The early Franciscan biographies — written by men who knew people who were there — record the moment with specificity: Francesco reaches up, removes his clothes, folds them neatly, places them with the money on the ground before his father, and says: Until now I have called you my father. From now on I can say: Our Father who art in heaven.

He walks out of the bishop's courtyard naked. Someone gives him a peasant's rough tunic. He draws a cross on it with chalk and puts it on.

He is twenty-four years old. The next forty-four years will follow from this moment with a consistency that is almost unnerving: total poverty, radical simplicity, absolute dependence on God's provision, and a joy so infectious and so inexplicable that it will draw thousands to follow him.

The man who gave back his father's clothes will be buried in a borrowed habit.


Until now I have called you my father.
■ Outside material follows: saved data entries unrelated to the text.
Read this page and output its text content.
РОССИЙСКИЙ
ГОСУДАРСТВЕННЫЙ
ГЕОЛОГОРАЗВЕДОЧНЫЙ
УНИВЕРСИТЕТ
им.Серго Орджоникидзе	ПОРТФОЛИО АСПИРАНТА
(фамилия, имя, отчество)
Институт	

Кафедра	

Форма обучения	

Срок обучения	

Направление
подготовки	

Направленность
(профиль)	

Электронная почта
From now on I can say only: Our Father, who art in heaven.

Francis of Assisi, to his father Pietro, 1206 AD

Luke 14:33

So therefore whoever of you who doesn't renounce all that he has, he can't be my disciple.


Francis took the renunciation literally, publicly, and permanently. He did it in front of witnesses, without hedging, without a safety net.

The nakedness is not theatrical. It is complete. There is nothing left to fall back on. The calculation he makes in that courtyard is the simplest possible: if God is real and Jesus is Lord, then the things I have been holding onto are not foundations — they are weights.

Most of us negotiate a partial version of this. We release some things and hold others. We follow at a distance that preserves our options.

Francis walked out naked.

This is not a universal call to literal poverty. It is a universal call to ask, honestly, what you are holding onto that you are calling security but is actually preventing you from following.

What would your version of folding the clothes look like?